Additionally, the integration of AI technologies into Wall Street’s functions, from surveillance of market trends to streamlining account setups, was underlined by the Financial Times. This intricate intertwining of AI heightens the stakes, with Gensler cautioning that a financial downturn, fueled by an over-reliance on a singular data aggregator or model, is not a distant possibility. The “economics of networks” that AI wields could usher in such a scenario, perhaps as early as the late 2020s or the dawn of the 2030s.

Echoes of Past Disruptions

The SEC chair’s sentiments carry extra weight when viewed in the context of past market upheavals. A 2010 incident, where the stock market experienced a sudden and massive “flash crash,” serves as a cautionary tale. While the market swiftly rebounded, the staggering trillion-dollar drop and its subsequent analysis revealed the role of high-frequency trading algorithms in triggering a torrent of rapid trades.

Further complicating the matter is the lesser degree of scrutiny faced by tech giants responsible for AI model creation and cloud computing services, compared to Wall Street. Gensler’s rhetorical query on the number of cloud providers underscores the vastness and complexity of the issue, labeling it a “cross-regulatory challenge.”

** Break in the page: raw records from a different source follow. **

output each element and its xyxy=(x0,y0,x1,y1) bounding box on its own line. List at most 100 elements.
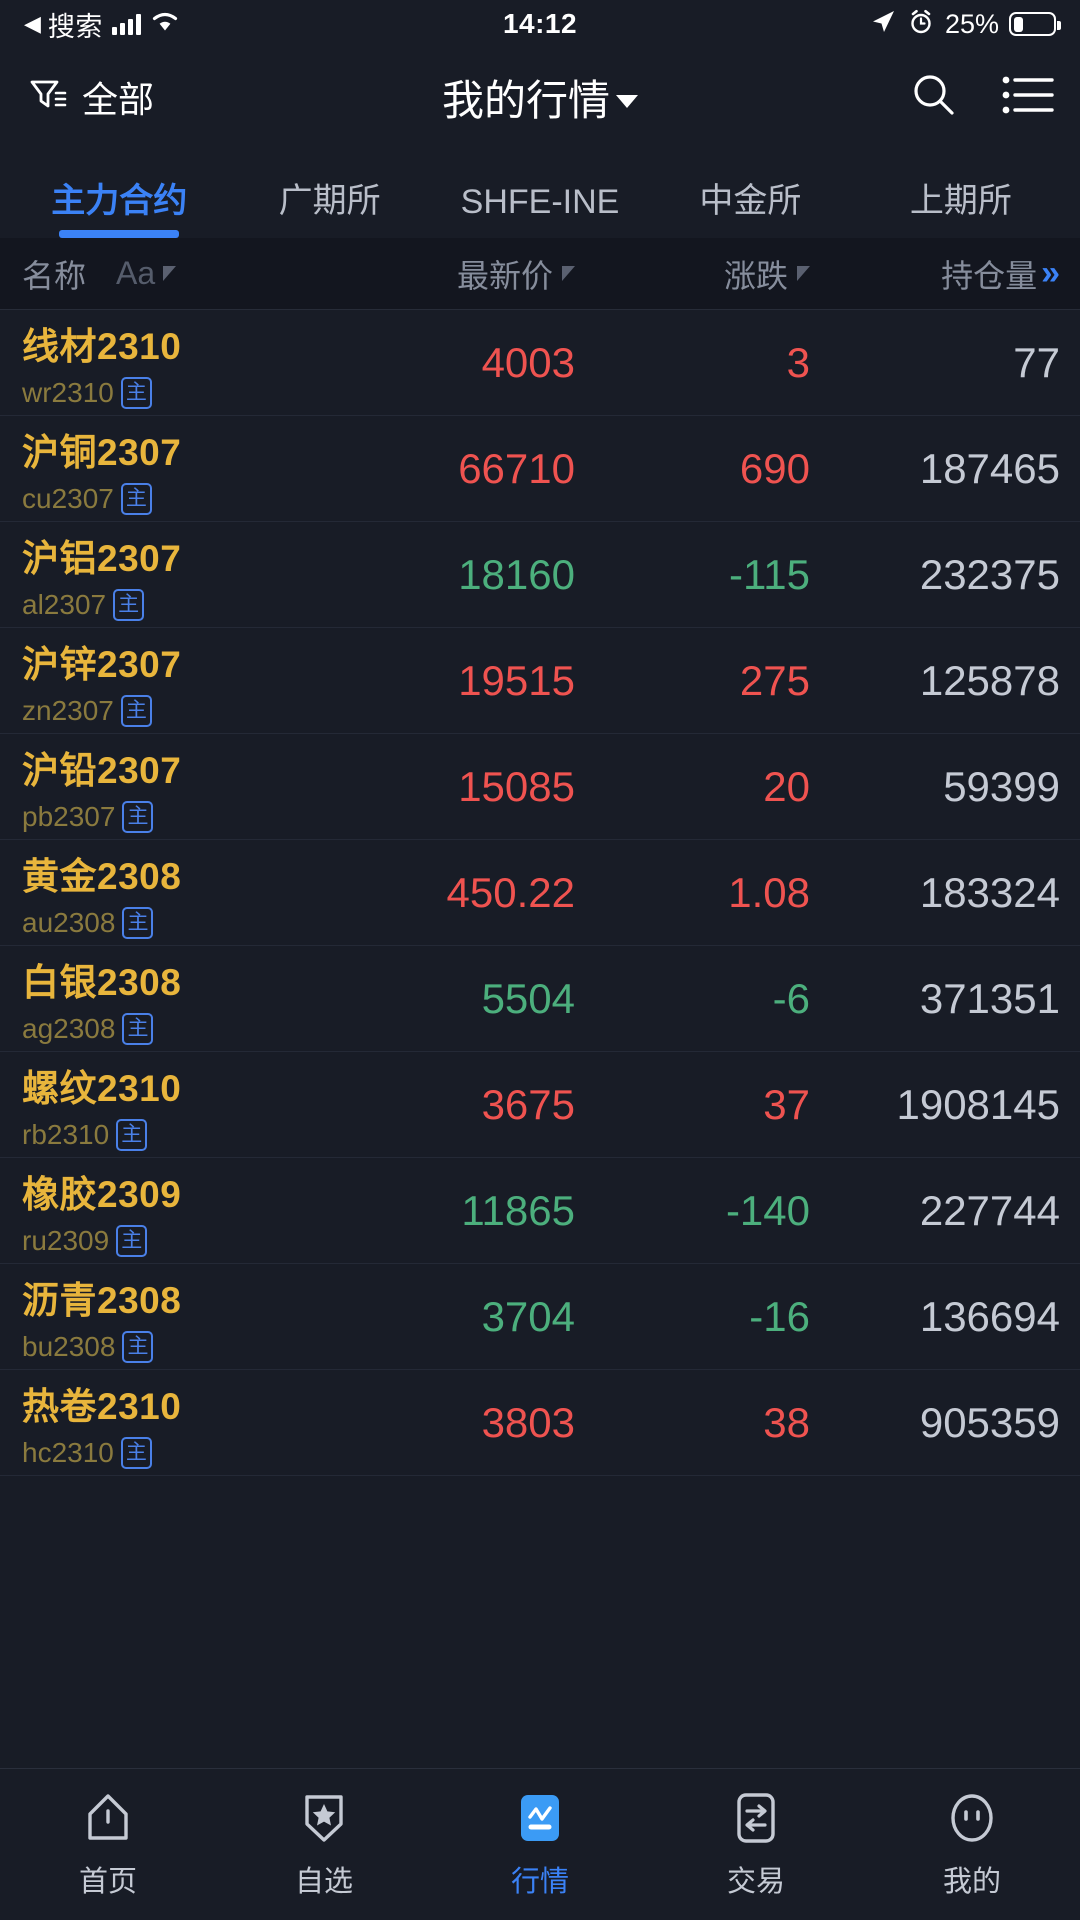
cell-change: -6 xyxy=(772,974,810,1022)
main-contract-badge: 主 xyxy=(122,1013,154,1045)
column-aa-toggle[interactable]: Aa xyxy=(116,255,177,292)
nav-item-label: 我的 xyxy=(942,1866,1001,1898)
tab-1[interactable]: 广期所 xyxy=(224,173,434,238)
tab-label: 主力合约 xyxy=(51,182,188,220)
contract-code: au2308 xyxy=(22,907,116,938)
cell-name: 白银2308 ag2308 主 xyxy=(0,952,300,1045)
table-row[interactable]: 沪铜2307 cu2307 主 66710 690 187465 xyxy=(0,416,1080,522)
main-contract-badge: 主 xyxy=(122,801,154,833)
main-contract-badge: 主 xyxy=(120,483,152,515)
nav-item-2[interactable]: 行情 xyxy=(432,1789,648,1900)
column-change-label: 涨跌 xyxy=(723,257,788,294)
cell-price: 450.22 xyxy=(446,868,575,916)
filter-button[interactable]: 全部 xyxy=(26,71,154,123)
contract-name: 沥青2308 xyxy=(22,1280,182,1321)
cell-name: 沥青2308 bu2308 主 xyxy=(0,1270,300,1363)
contract-code: bu2308 xyxy=(22,1331,116,1362)
tab-label: SHFE-INE xyxy=(460,183,620,221)
nav-item-label: 行情 xyxy=(510,1866,569,1898)
contract-code-row: bu2308 主 xyxy=(22,1331,300,1363)
main-contract-badge: 主 xyxy=(120,377,152,409)
column-name[interactable]: 名称 Aa xyxy=(0,251,300,297)
list-menu-icon[interactable] xyxy=(1002,73,1054,122)
signal-bars-icon xyxy=(111,13,141,35)
contract-code: cu2307 xyxy=(22,483,114,514)
main-contract-badge: 主 xyxy=(120,1437,152,1469)
table-row[interactable]: 螺纹2310 rb2310 主 3675 37 1908145 xyxy=(0,1052,1080,1158)
table-row[interactable]: 橡胶2309 ru2309 主 11865 -140 227744 xyxy=(0,1158,1080,1264)
column-price[interactable]: 最新价 xyxy=(300,251,575,297)
filter-funnel-icon xyxy=(26,73,70,122)
cell-price: 18160 xyxy=(458,550,575,598)
contract-name: 沪铜2307 xyxy=(22,432,182,473)
table-column-header: 名称 Aa 最新价 涨跌 持仓量 » xyxy=(0,238,1080,310)
contract-code-row: rb2310 主 xyxy=(22,1119,300,1151)
cell-open-interest: 183324 xyxy=(919,868,1060,916)
cell-open-interest: 371351 xyxy=(919,974,1060,1022)
column-change[interactable]: 涨跌 xyxy=(575,251,810,297)
cell-change: 275 xyxy=(739,656,810,704)
sort-triangle-icon xyxy=(797,266,810,281)
tab-3[interactable]: 中金所 xyxy=(645,173,855,238)
cell-open-interest: 136694 xyxy=(919,1292,1060,1340)
contract-code-row: hc2310 主 xyxy=(22,1437,300,1469)
table-row[interactable]: 黄金2308 au2308 主 450.22 1.08 183324 xyxy=(0,840,1080,946)
contract-name: 沪铅2307 xyxy=(22,750,182,791)
main-contract-badge: 主 xyxy=(120,695,152,727)
contract-code-row: au2308 主 xyxy=(22,907,300,939)
cell-name: 橡胶2309 ru2309 主 xyxy=(0,1164,300,1257)
cell-open-interest: 77 xyxy=(1013,338,1060,386)
contract-name: 黄金2308 xyxy=(22,856,182,897)
column-price-label: 最新价 xyxy=(456,257,553,294)
nav-item-3[interactable]: 交易 xyxy=(648,1789,864,1900)
cell-name: 沪锌2307 zn2307 主 xyxy=(0,634,300,727)
star-badge-icon xyxy=(295,1789,353,1847)
cell-name: 沪铜2307 cu2307 主 xyxy=(0,422,300,515)
table-row[interactable]: 线材2310 wr2310 主 4003 3 77 xyxy=(0,310,1080,416)
nav-item-1[interactable]: 自选 xyxy=(216,1789,432,1900)
table-row[interactable]: 沪锌2307 zn2307 主 19515 275 125878 xyxy=(0,628,1080,734)
main-contract-badge: 主 xyxy=(116,1119,148,1151)
contract-name: 沪铝2307 xyxy=(22,538,182,579)
cell-open-interest: 1908145 xyxy=(896,1080,1060,1128)
contract-code: ru2309 xyxy=(22,1225,110,1256)
cell-name: 沪铝2307 al2307 主 xyxy=(0,528,300,621)
double-chevron-right-icon[interactable]: » xyxy=(1041,254,1060,293)
cell-change: 38 xyxy=(763,1398,810,1446)
cell-price: 19515 xyxy=(458,656,575,704)
search-icon[interactable] xyxy=(908,69,960,126)
main-contract-badge: 主 xyxy=(122,1331,154,1363)
cell-name: 螺纹2310 rb2310 主 xyxy=(0,1058,300,1151)
main-contract-badge: 主 xyxy=(116,1225,148,1257)
nav-item-0[interactable]: 首页 xyxy=(0,1789,216,1900)
contract-code-row: cu2307 主 xyxy=(22,483,300,515)
contract-code: hc2310 xyxy=(22,1437,114,1468)
contract-code: al2307 xyxy=(22,589,107,620)
exchange-arrows-icon xyxy=(727,1789,785,1847)
contract-code: rb2310 xyxy=(22,1119,110,1150)
tab-0[interactable]: 主力合约 xyxy=(14,173,224,238)
header-actions xyxy=(908,69,1054,126)
tab-2[interactable]: SHFE-INE xyxy=(435,183,645,238)
table-row[interactable]: 沪铅2307 pb2307 主 15085 20 59399 xyxy=(0,734,1080,840)
page-title-text: 我的行情 xyxy=(441,76,611,124)
cell-open-interest: 227744 xyxy=(919,1186,1060,1234)
table-row[interactable]: 白银2308 ag2308 主 5504 -6 371351 xyxy=(0,946,1080,1052)
table-row[interactable]: 热卷2310 hc2310 主 3803 38 905359 xyxy=(0,1370,1080,1476)
location-arrow-icon xyxy=(869,8,897,41)
table-row[interactable]: 沥青2308 bu2308 主 3704 -16 136694 xyxy=(0,1264,1080,1370)
cell-change: -16 xyxy=(749,1292,810,1340)
page-title[interactable]: 我的行情 xyxy=(441,67,639,128)
tab-label: 中金所 xyxy=(699,182,802,220)
nav-item-4[interactable]: 我的 xyxy=(864,1789,1080,1900)
column-open-interest[interactable]: 持仓量 » xyxy=(810,251,1080,297)
cell-open-interest: 59399 xyxy=(943,762,1060,810)
cell-name: 黄金2308 au2308 主 xyxy=(0,846,300,939)
table-row[interactable]: 沪铝2307 al2307 主 18160 -115 232375 xyxy=(0,522,1080,628)
contract-name: 白银2308 xyxy=(22,962,182,1003)
cell-change: 37 xyxy=(763,1080,810,1128)
wifi-icon xyxy=(150,10,180,39)
cell-change: -115 xyxy=(729,550,810,598)
back-arrow-icon[interactable]: ◀ xyxy=(24,13,41,35)
tab-4[interactable]: 上期所 xyxy=(856,173,1066,238)
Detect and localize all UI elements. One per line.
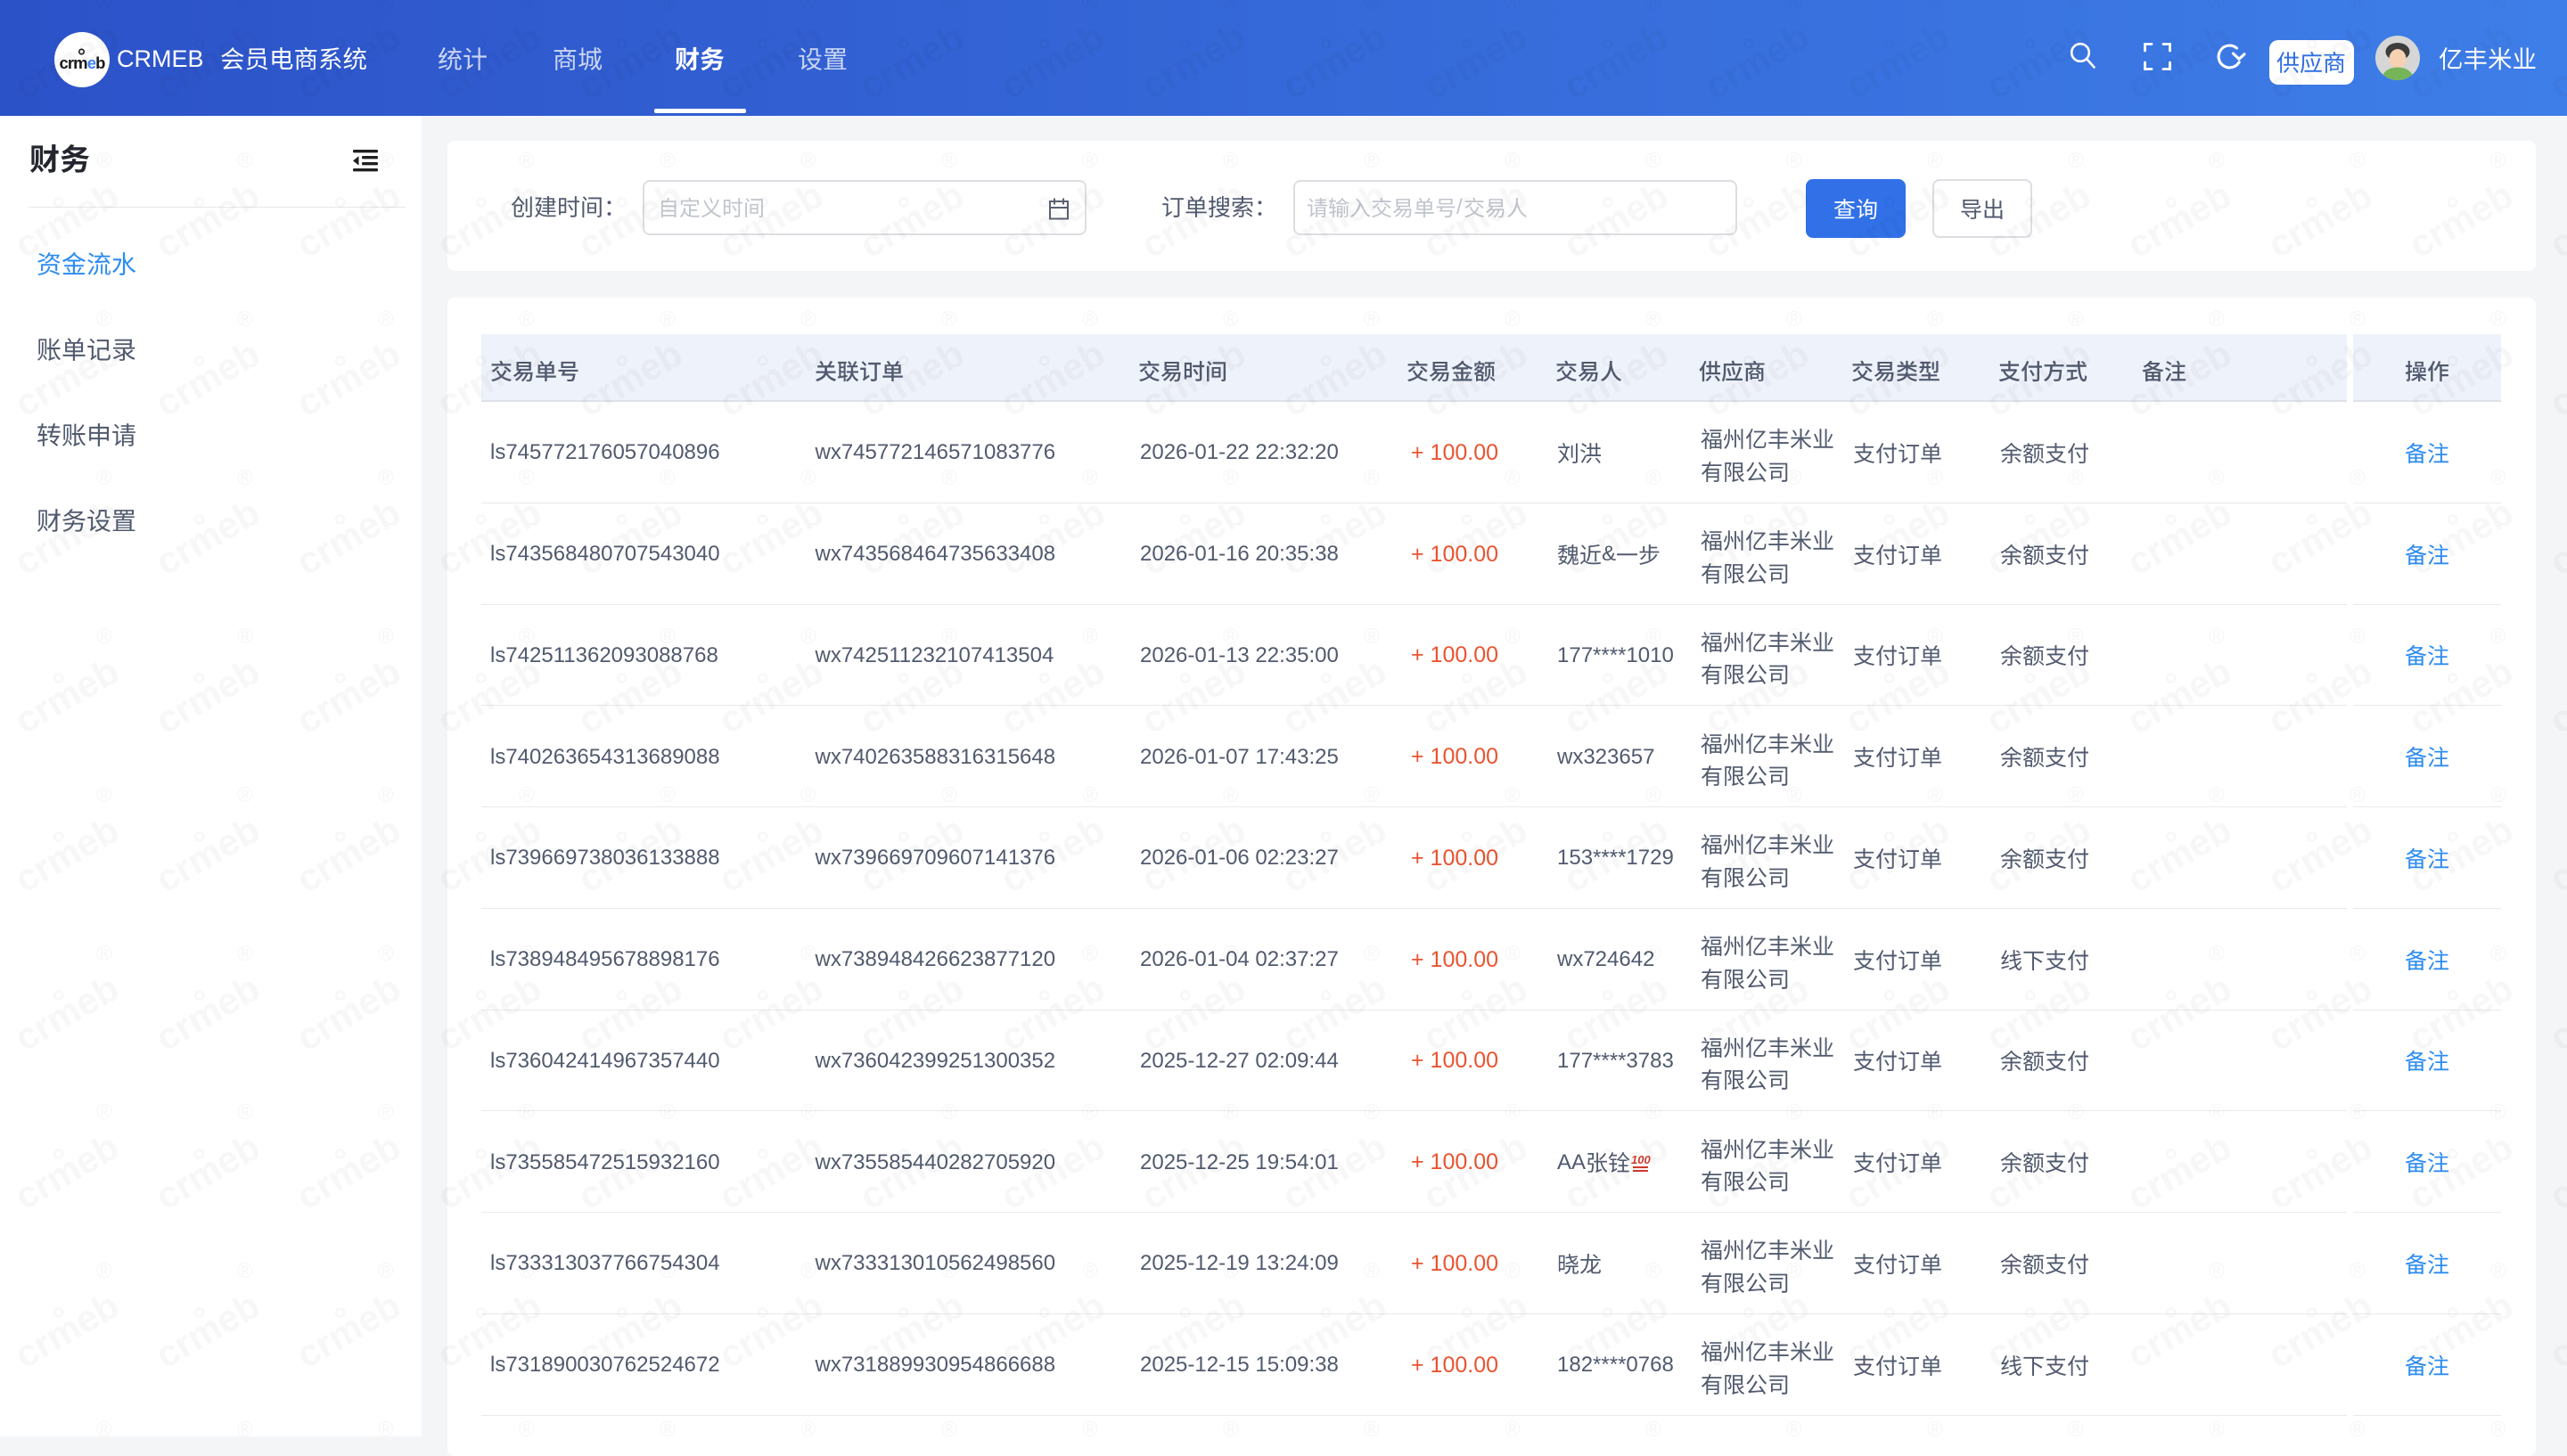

However, a silver lining emerges as U.S. regulatory bodies gradually lay the groundwork for more stringent AI oversight. Concerns over market concentration potentially paving the way for monopolies have led to regulatory action. The SEC has floated a proposal necessitating stock brokerage and investment advising entities to rectify “conflicts of interest” resulting from their proprietary use of predictive analytics. Notably, in July, the FTC launched an inquiry into OpenAI, stemming from allegations regarding the sometimes misleading information disseminated by its ChatGPT model.